Come si sta evolvendo ultimamente la situazione in Siria?
Nella Siria centrale, da Homs ad Hama, da Idlib ad Al-Rastan l’esercito e le forze governative nelle ultime due settimane hanno iniziato una violenta campagna militare contro le città. Al-Rastan in particolare, una cittadina di circa 60mila abitanti, è stata circondata da 250 carri armati e più di 30mila soldati. Con questo tipo di azioni distruggono tutte le città che si ribellano. Anche perché non affrontano i manifestanti con lacrimogeni o proiettili di gomma, che non fa mai parte delle loro dotazioni, ma solo con armi da fuoco dall’effetto mortale. Ora stanno davvero tentando di fermare la rivoluzione nei quattro angoli del Paese, ma non ci riescono perché noi vediamo che la scintilla delle proteste si propaga ovunque.

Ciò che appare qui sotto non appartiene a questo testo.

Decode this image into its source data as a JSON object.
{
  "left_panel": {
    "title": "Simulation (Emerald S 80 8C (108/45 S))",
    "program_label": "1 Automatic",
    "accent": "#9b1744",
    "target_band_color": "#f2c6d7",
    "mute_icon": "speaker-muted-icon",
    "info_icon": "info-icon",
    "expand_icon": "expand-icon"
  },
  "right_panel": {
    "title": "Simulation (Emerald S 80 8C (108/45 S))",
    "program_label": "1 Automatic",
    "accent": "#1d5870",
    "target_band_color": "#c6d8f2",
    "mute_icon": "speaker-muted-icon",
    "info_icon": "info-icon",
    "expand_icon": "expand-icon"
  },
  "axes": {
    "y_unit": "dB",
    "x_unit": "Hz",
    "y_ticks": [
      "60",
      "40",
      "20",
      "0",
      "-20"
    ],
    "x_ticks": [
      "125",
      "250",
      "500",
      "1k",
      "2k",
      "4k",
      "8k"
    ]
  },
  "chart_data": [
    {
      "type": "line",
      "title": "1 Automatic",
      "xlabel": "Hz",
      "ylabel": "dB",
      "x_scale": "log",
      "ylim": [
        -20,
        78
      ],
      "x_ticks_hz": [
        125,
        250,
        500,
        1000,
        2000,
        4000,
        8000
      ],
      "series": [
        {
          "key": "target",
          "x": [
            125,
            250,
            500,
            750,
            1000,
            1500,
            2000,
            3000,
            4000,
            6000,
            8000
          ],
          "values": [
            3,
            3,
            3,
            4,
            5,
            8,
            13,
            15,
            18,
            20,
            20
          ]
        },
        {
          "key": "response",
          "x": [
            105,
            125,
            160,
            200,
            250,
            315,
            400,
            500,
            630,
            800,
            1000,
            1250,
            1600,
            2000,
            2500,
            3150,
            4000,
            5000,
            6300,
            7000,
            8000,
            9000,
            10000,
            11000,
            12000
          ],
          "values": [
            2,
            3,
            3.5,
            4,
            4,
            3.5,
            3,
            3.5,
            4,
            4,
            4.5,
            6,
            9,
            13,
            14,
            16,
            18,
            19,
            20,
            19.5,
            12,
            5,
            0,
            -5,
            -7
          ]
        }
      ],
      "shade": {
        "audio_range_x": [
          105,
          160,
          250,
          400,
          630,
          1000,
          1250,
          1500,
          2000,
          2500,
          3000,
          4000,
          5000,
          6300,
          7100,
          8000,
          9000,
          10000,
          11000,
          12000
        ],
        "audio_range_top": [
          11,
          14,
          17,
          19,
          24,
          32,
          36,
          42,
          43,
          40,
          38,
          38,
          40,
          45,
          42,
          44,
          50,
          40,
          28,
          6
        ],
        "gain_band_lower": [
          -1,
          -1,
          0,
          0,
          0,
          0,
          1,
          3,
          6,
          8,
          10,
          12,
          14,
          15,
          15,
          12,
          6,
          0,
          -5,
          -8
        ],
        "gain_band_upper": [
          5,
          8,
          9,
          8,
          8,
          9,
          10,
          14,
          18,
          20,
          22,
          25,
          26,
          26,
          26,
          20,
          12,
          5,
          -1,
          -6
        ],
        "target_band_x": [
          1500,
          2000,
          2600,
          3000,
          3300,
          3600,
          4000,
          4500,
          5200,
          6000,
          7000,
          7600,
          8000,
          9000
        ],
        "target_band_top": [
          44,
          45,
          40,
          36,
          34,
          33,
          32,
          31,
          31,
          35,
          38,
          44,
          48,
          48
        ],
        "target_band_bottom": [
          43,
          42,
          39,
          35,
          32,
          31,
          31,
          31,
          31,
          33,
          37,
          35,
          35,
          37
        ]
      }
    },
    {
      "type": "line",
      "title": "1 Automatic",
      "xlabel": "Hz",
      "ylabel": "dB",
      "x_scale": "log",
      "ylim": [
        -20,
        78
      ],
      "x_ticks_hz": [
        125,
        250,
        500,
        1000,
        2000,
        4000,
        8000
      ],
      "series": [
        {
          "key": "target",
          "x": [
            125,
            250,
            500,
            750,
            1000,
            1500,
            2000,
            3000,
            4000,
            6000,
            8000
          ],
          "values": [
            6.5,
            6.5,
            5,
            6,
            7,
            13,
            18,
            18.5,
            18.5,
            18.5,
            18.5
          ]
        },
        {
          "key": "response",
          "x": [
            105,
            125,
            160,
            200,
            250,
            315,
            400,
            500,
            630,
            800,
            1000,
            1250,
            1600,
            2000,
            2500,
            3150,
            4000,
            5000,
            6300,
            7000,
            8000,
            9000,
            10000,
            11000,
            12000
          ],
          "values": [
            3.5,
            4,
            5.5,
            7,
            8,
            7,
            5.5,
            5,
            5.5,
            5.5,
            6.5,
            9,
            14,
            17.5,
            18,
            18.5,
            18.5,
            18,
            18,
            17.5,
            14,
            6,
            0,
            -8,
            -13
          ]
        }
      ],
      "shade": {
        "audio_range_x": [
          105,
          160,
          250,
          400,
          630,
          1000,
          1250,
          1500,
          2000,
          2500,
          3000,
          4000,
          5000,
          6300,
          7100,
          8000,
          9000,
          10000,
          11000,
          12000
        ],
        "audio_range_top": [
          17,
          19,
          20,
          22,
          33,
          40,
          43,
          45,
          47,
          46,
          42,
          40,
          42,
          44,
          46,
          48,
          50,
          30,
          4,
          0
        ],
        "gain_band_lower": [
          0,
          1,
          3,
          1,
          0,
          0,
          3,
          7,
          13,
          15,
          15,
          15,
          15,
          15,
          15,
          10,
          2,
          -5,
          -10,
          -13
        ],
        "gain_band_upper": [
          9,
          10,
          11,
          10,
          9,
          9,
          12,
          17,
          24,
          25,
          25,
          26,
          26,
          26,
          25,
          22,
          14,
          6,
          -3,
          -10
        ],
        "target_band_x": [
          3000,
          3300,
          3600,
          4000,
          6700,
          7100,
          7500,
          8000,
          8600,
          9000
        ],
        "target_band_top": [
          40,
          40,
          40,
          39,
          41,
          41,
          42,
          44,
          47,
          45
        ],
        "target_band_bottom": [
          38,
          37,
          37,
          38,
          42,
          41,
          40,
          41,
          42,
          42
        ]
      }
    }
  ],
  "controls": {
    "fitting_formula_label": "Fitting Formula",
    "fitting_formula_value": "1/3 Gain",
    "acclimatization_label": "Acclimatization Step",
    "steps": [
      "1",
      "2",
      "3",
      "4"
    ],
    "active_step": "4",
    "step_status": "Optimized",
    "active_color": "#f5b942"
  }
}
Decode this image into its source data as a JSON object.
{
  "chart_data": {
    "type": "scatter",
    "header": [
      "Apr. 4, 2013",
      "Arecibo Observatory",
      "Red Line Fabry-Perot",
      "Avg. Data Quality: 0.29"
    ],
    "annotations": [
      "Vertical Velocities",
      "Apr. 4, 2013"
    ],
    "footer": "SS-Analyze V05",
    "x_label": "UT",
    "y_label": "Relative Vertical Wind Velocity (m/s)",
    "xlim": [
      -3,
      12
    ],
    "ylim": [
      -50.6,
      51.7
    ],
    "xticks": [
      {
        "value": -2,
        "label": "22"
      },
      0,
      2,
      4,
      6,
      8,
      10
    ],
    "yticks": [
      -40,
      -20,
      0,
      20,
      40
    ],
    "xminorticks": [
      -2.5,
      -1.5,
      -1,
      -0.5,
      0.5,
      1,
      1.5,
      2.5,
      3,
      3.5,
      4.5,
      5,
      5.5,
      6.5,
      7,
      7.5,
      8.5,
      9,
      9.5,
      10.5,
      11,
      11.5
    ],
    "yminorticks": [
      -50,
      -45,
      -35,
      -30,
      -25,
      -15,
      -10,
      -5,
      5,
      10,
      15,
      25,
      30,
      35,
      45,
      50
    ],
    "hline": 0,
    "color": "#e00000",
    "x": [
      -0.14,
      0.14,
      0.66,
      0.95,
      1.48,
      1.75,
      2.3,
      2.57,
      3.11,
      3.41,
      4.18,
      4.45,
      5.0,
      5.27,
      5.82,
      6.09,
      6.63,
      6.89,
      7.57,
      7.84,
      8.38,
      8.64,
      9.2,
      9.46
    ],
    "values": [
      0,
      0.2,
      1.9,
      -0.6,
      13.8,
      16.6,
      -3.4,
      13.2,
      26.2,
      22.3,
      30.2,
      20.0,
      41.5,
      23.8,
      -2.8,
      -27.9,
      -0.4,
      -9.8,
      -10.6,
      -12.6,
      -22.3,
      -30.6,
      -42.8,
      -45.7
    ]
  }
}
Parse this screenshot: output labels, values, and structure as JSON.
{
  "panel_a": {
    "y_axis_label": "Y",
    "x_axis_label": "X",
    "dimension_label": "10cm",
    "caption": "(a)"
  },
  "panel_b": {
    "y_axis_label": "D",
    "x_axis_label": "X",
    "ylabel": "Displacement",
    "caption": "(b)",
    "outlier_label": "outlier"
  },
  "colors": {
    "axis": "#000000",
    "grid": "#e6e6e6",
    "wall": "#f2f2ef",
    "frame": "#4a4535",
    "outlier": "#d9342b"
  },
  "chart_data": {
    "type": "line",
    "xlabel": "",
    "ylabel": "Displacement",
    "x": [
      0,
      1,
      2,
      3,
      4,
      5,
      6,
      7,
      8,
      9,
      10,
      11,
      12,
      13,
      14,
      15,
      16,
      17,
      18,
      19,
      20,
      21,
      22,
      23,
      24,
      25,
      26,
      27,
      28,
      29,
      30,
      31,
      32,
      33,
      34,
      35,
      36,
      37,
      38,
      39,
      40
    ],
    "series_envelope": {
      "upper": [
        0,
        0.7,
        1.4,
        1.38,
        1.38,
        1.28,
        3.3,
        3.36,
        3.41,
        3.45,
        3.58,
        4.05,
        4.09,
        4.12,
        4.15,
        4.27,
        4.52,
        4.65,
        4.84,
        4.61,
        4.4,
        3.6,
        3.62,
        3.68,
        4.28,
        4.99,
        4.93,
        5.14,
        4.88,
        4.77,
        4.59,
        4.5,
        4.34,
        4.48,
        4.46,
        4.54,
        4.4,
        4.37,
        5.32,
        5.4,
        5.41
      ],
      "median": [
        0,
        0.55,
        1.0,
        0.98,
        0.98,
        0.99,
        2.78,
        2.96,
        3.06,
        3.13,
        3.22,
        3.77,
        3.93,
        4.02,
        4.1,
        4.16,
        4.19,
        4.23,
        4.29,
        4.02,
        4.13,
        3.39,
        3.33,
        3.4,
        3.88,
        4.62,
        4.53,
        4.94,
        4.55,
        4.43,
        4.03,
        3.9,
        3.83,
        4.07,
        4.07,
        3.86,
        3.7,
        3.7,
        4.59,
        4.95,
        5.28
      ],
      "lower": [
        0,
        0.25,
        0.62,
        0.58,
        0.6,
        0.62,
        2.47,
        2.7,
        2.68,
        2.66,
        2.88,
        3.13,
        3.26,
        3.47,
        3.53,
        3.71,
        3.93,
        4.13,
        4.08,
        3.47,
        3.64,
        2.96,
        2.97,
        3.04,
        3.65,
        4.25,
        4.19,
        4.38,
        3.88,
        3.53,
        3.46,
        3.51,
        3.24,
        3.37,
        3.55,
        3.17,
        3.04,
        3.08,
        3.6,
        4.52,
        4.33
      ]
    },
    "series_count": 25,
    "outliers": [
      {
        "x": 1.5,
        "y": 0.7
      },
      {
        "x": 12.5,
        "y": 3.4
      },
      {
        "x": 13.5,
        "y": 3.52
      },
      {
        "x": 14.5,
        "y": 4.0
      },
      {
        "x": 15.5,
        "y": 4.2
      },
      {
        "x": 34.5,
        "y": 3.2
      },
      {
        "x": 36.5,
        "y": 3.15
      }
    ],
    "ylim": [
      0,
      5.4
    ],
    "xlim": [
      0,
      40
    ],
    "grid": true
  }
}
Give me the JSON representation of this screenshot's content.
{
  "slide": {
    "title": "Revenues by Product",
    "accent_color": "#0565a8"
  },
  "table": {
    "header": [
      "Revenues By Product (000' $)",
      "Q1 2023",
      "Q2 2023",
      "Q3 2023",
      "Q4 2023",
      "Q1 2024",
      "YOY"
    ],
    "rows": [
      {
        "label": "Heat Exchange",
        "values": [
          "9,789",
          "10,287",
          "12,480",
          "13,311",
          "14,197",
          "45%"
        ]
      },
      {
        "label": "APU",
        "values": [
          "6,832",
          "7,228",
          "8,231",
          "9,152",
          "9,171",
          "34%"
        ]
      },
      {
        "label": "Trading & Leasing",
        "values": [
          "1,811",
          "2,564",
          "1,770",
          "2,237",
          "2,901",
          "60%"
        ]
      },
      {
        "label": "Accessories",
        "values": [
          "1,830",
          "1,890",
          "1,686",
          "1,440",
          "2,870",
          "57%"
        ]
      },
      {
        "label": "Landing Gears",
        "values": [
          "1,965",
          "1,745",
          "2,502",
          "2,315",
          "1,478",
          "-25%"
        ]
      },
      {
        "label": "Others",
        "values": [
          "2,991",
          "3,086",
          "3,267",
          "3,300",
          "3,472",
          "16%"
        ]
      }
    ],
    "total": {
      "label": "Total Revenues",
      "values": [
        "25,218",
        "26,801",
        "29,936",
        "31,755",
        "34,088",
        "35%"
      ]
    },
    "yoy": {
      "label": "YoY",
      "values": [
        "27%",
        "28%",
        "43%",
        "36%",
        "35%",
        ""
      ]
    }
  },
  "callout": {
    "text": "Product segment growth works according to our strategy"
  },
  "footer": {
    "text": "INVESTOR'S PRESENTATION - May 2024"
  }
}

Dopo ogni repressione, le opposizioni si arrendono per un mese illudendo il governo di averle piegate. E non appena l’esercito si trasferisce in un’altra città, ricominciano le proteste.
Che cosa risponde ai cristiani siriani che temono un nuovo Iraq?
Vogliamo che la popolazione cristiana della Siria sappia che ogni giorno, nelle nostre manifestazioni, cantiamo lo slogan “Uniti, uniti, noi siamo uniti”. Tutti insieme in Siria stiamo cercando di ottenere un Paese democratico, dove tutti possano essere uguali, senza esclusioni né alcun privilegio per un gruppo religioso piuttosto che per un altro. Non vogliamo che i gruppi islamisti guidino il nostro Paese, ma che tutti possano votare ed esprimere la loro opinione. Fin dalla nascita della Siria cristiani e musulmani sono vissuti insieme, e non abbiamo mai avuto problemi gli uni con gli altri.